The actor James Caviezel, who plays Jesus in "The Passion of the Christ," met with Pope John Paul II on Monday at the Vatican. Afterward Mr. Caviezel talked with me briefly by phone from Rome. I asked him what it was like, and transcribed what he said.
"I walked into
the room and I was laughing at myself--who am I, where I'm from, and now
I'm going in and sitting here having this huge meeting. And there's the
pope sitting there in a chair with a chair next to him and I am to sit
in it. I had an opportunity to see him when I was a boy, but I didn't
because I had to study for a Spanish test that I probably didn't study
for anyway. But my family came back and they were overjoyed. That was
in 1984, when the pope came to Vancouver, British Columbia.
"Did you ever read the pope's Letter to the Artists of the World? I read it several times when I was a young actor. It was very important to me. It came out and I remember what he said is that part of the truth, right, is accepting--you can't just write about darkness and say 'This is the way it is,' because light always comes through. It must. If you went into a 40,000-foot warehouse, even if you just light a match the match pierces the darkness. It pierces even in the vast amount of darkness. As I see it, the movie is a light, it is a match.
"So the first thing I began to talk about was his Letter to the Artists. I told him it gave me great strength in my life and my career. I thanked him. I said, 'Thank you.' The pope--this is a very holy man. He's seen the Nazis and the communists [and there were] people he knew that understand what a regime is like and what they do, and how they can take your freedom from you. He's seen it. This is the pope from Fatima. I think the guy's a mystic. He's a saint. I'm not impressed by celebrity--that word is bad when you're standing in front of a saint. But something moved me. I know he is a saint.

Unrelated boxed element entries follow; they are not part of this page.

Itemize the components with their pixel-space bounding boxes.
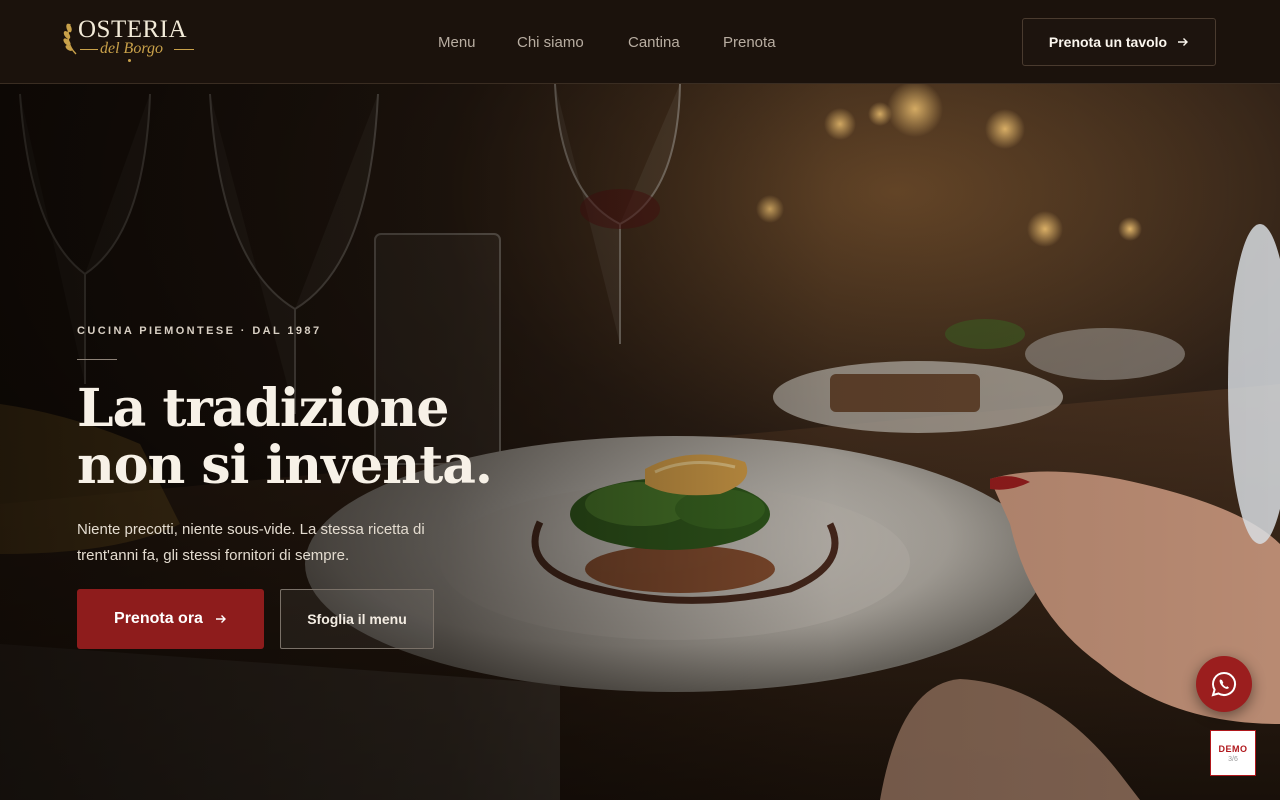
site-header: OSTERIA del Borgo Menu Chi siamo Cantina… bbox=[0, 0, 1280, 84]
hero-headline-line-2: non si inventa. bbox=[77, 435, 493, 496]
logo-wordmark: OSTERIA bbox=[78, 16, 188, 43]
arrow-right-icon bbox=[1178, 38, 1189, 46]
nav-item-prenota[interactable]: Prenota bbox=[723, 34, 776, 51]
logo-subname: del Borgo bbox=[100, 40, 163, 57]
book-table-button[interactable]: Prenota un tavolo bbox=[1022, 18, 1216, 66]
whatsapp-button[interactable] bbox=[1196, 656, 1252, 712]
demo-counter: 3/6 bbox=[1228, 755, 1238, 763]
nav-item-cantina[interactable]: Cantina bbox=[628, 34, 680, 51]
book-now-label: Prenota ora bbox=[114, 610, 203, 627]
arrow-right-icon bbox=[215, 615, 226, 623]
nav-item-chi-siamo[interactable]: Chi siamo bbox=[517, 34, 584, 51]
book-now-button[interactable]: Prenota ora bbox=[77, 589, 264, 649]
book-table-label: Prenota un tavolo bbox=[1048, 34, 1168, 50]
browse-menu-label: Sfoglia il menu bbox=[307, 611, 407, 627]
logo-rule-right bbox=[174, 49, 194, 50]
logo-rule-left bbox=[80, 49, 98, 50]
hero-headline-line-1: La tradizione bbox=[77, 378, 449, 439]
nav-item-menu[interactable]: Menu bbox=[438, 34, 476, 51]
hero-eyebrow: CUCINA PIEMONTESE · DAL 1987 bbox=[77, 325, 322, 337]
browse-menu-button[interactable]: Sfoglia il menu bbox=[280, 589, 434, 649]
whatsapp-icon bbox=[1211, 671, 1236, 697]
hero-headline: La tradizione non si inventa. bbox=[77, 380, 597, 494]
hero-lead: Niente precotti, niente sous-vide. La st… bbox=[77, 521, 425, 564]
logo-dot bbox=[128, 59, 131, 62]
logo[interactable]: OSTERIA del Borgo bbox=[62, 14, 202, 66]
hero-eyebrow-divider bbox=[77, 359, 117, 360]
demo-badge[interactable]: DEMO 3/6 bbox=[1210, 730, 1256, 776]
demo-label: DEMO bbox=[1218, 743, 1248, 754]
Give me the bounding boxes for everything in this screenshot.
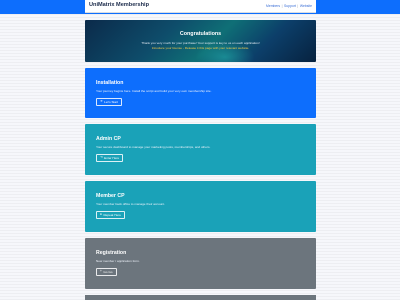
repeat-here-label: Repeat Here [103, 212, 121, 217]
nav-links: Members | Support | Website [266, 4, 312, 8]
go-button[interactable]: + Go Go [96, 268, 117, 276]
repeat-here-button[interactable]: ● Repeat Here [96, 211, 125, 219]
enter-here-button[interactable]: ⇥ Enter Here [96, 154, 124, 162]
nav-link-website[interactable]: Website [300, 4, 312, 8]
installation-text: Your journey begins here. Install the sc… [96, 89, 212, 93]
nav-link-members[interactable]: Members [266, 4, 280, 8]
registration-text: New member / application form. [96, 259, 140, 263]
nav-separator: | [297, 4, 299, 8]
nav-separator: | [281, 4, 283, 8]
go-label: Go Go [103, 269, 113, 274]
admin-cp-title: Admin CP [96, 136, 121, 142]
hero-glow [195, 42, 255, 62]
arrow-icon: ➜ [100, 99, 103, 104]
login-icon: ⇥ [100, 155, 103, 160]
admin-cp-text: Your secure dashboard to manage your mar… [96, 145, 211, 149]
lets-start-label: Let's Start [104, 99, 119, 104]
member-cp-text: Your member back office to manage their … [96, 202, 165, 206]
next-card-edge [85, 295, 316, 300]
registration-title: Registration [96, 250, 127, 256]
user-icon: ● [100, 212, 102, 217]
navbar: UniMatrix Membership Members | Support | Web… [85, 0, 316, 13]
admin-cp-card: Admin CP Your secure dashboard to manage… [85, 124, 316, 175]
hero-message: Thank you very much for your purchase! Y… [141, 41, 260, 45]
member-cp-title: Member CP [96, 193, 125, 199]
registration-card: Registration New member / application fo… [85, 238, 316, 289]
hero-license-note: Introduce your license - Release it this… [151, 46, 250, 50]
lets-start-button[interactable]: ➜ Let's Start [96, 98, 123, 106]
installation-card: Installation Your journey begins here. I… [85, 68, 316, 118]
brand-title[interactable]: UniMatrix Membership [89, 2, 149, 8]
user-plus-icon: + [100, 269, 102, 274]
installation-title: Installation [96, 80, 124, 86]
member-cp-card: Member CP Your member back office to man… [85, 181, 316, 232]
nav-link-support[interactable]: Support [284, 4, 296, 8]
hero-title: Congratulations [179, 31, 222, 37]
congratulations-hero: Congratulations Thank you very much for … [85, 20, 316, 62]
enter-here-label: Enter Here [104, 155, 120, 160]
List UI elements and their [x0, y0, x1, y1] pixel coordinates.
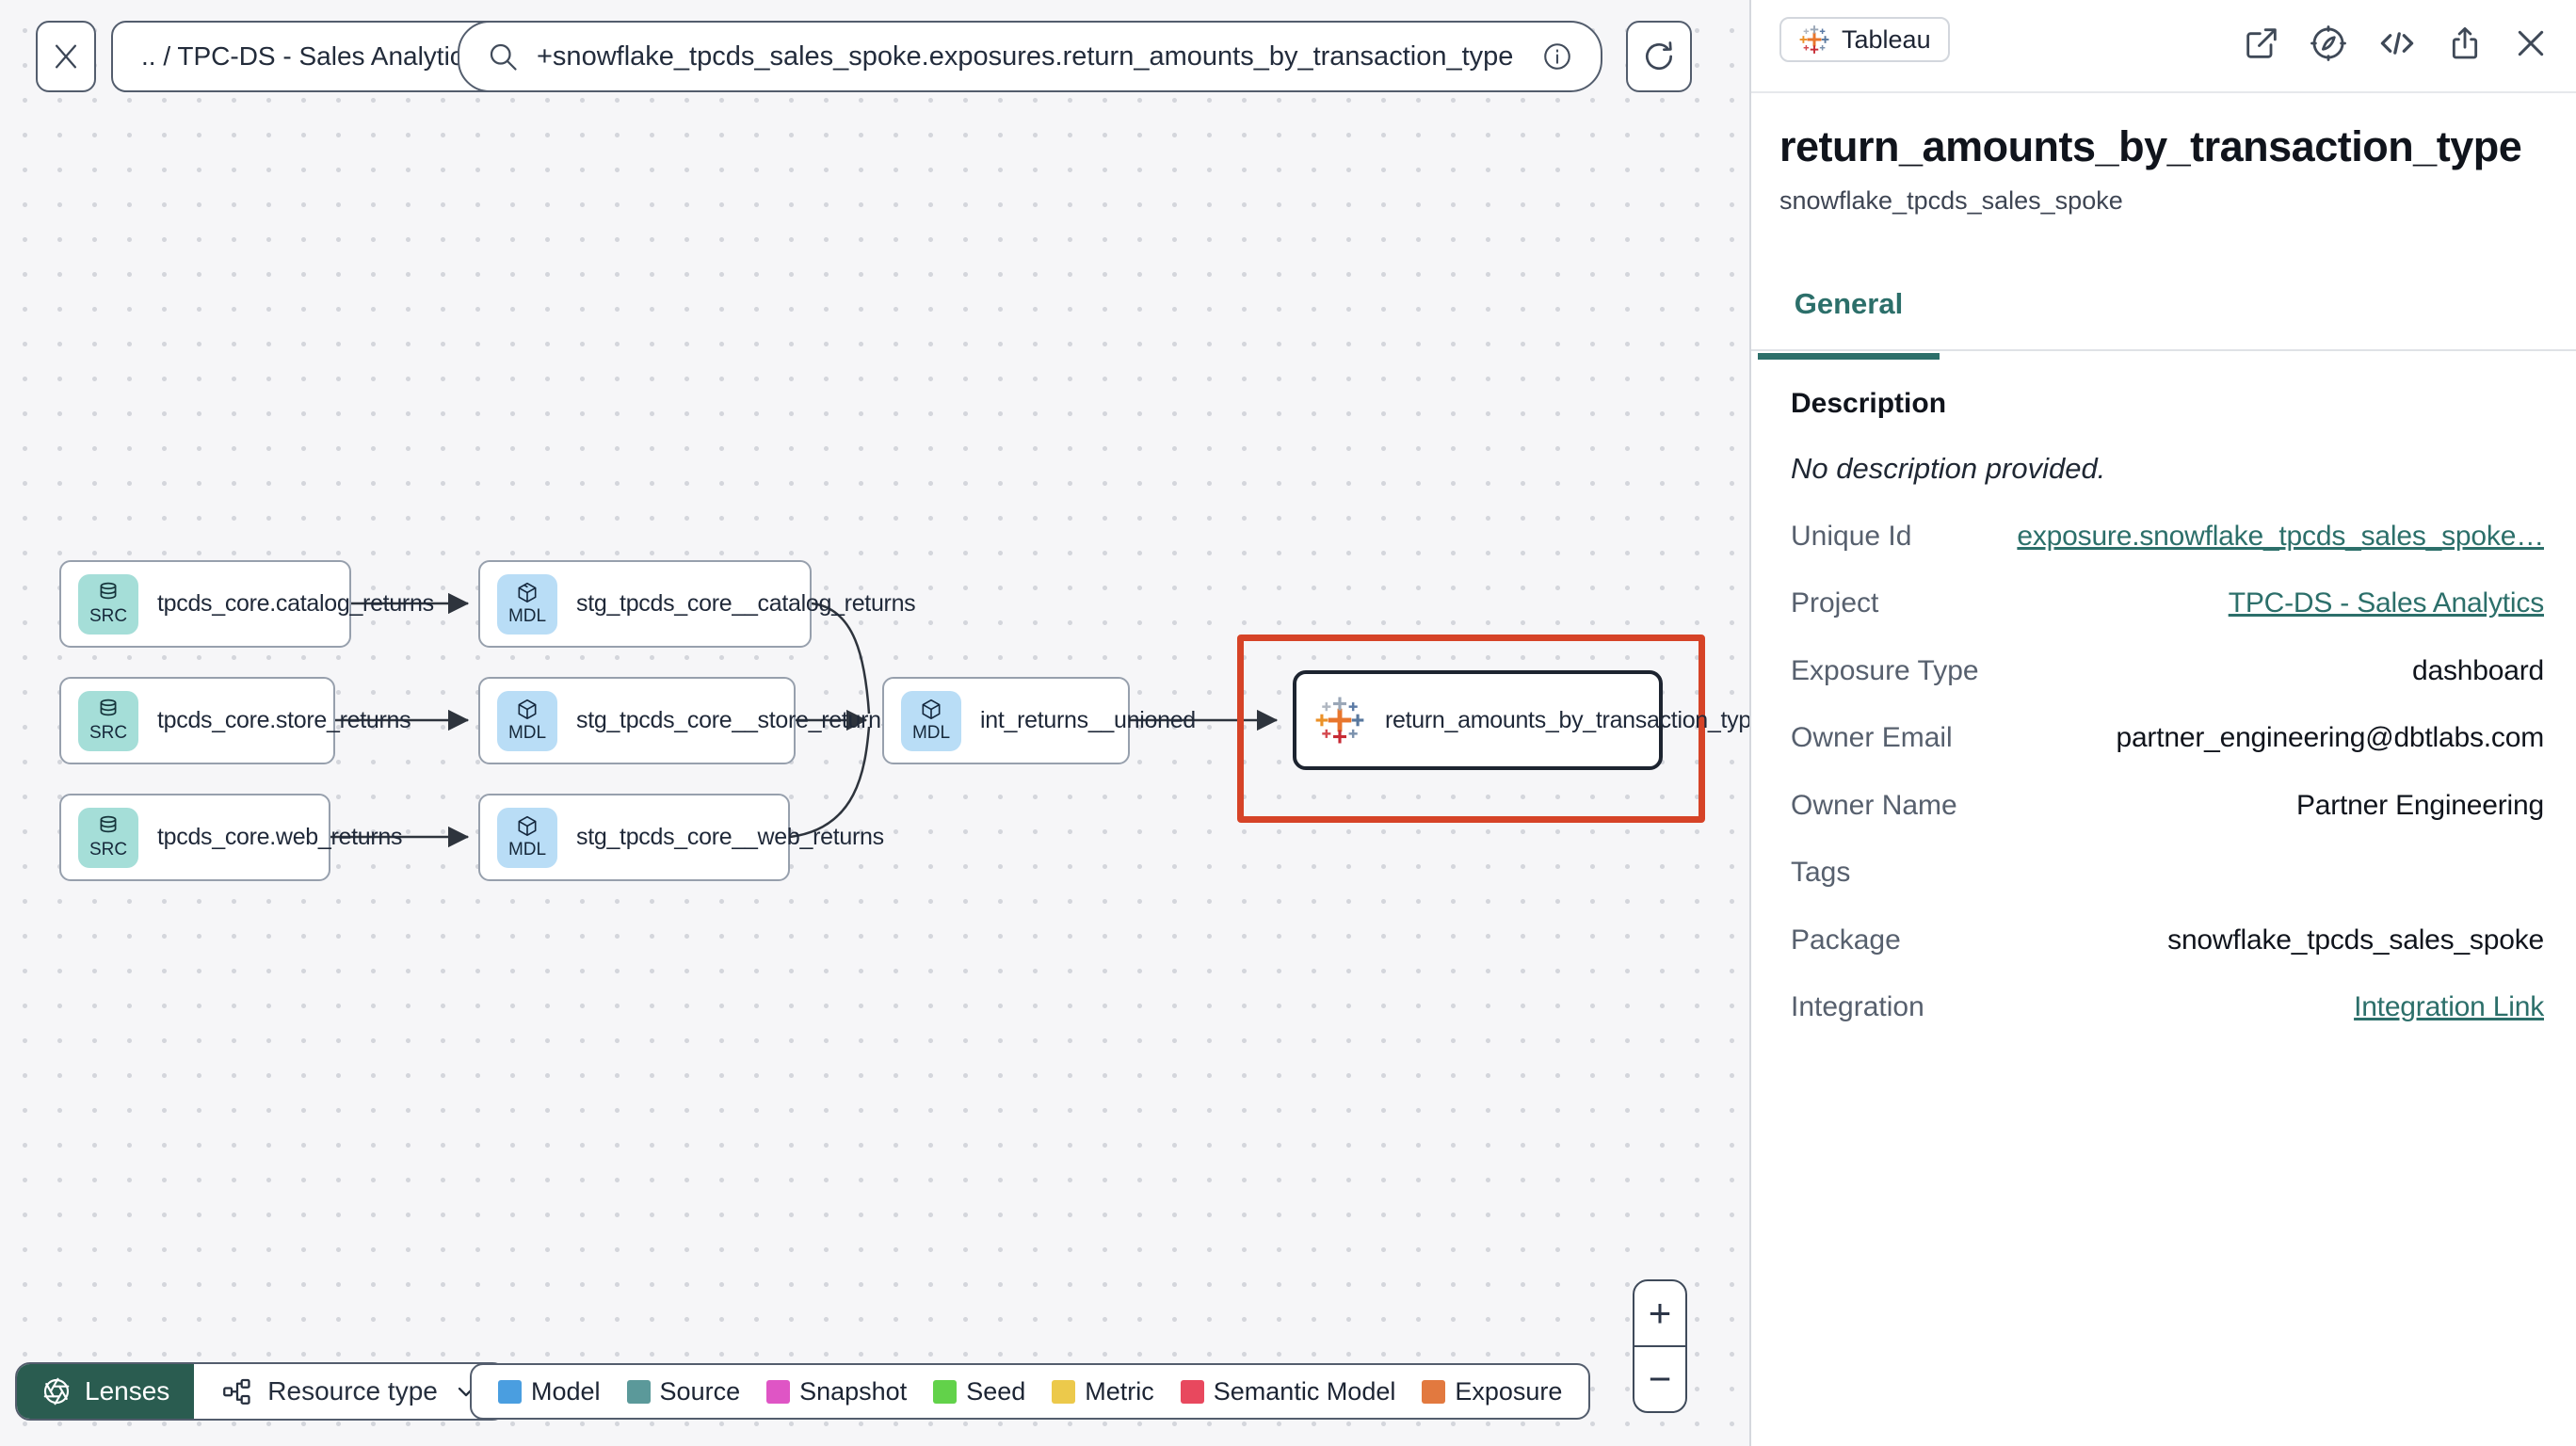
- model-swatch: [498, 1379, 522, 1404]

"I wanted a blessing for my marriage and my family. The other thing I said--the point of the film, I always knew if it's gonna rock you have to have Mary. There are different Christian traditions and ways and views, but let the Holy Spirit do his work, I'm not denying the mother. What her son said on the cross, 'Mother behold your son, Son behold your mother'--it's one of the seven things Jesus said on the cross. He said it. You can't leave it out, so if you include it you have to develop it, you have to tell the story, to show it. He was giving his mother to the world. He gave his mother to John, to the world.
"So the second
thing I said to the pope is, 'You boldly put the M on your crest.' The
Blessed Mother on his crest. She is the one I think who made the movie
for her Son. I told [the pope], 'Your statement, your example.' She knew
the great pain. We put her son to death for saying, 'Be a good person.'
Well, he told the truth. The truth cuts like a sword. That's the sword
right there, 'Be a good person.'
"This is a very
intense time in my life. The first part of my life was a leading up to
this, a preparation. You learn a lot. You shouldn't hold on to things,
to neuroses. People, artists, think they have to hold on to their neuroses,
their pains, or they won't be a good actor anymore or a good artist. That's
the Liar. The Liar tells you that. You hold on to them, you'll just wind
up a lonely person. People become lonely with time, and the fame has moved
on to someone else. You have to heal, you have to maintain relationships
and get rid of dysfunction and neurosis. That's why we say the Our Father--'Deliver
us from evil.'
love my church. I love my church and through my church I see my country
as the greatest gift God gave us, freedom.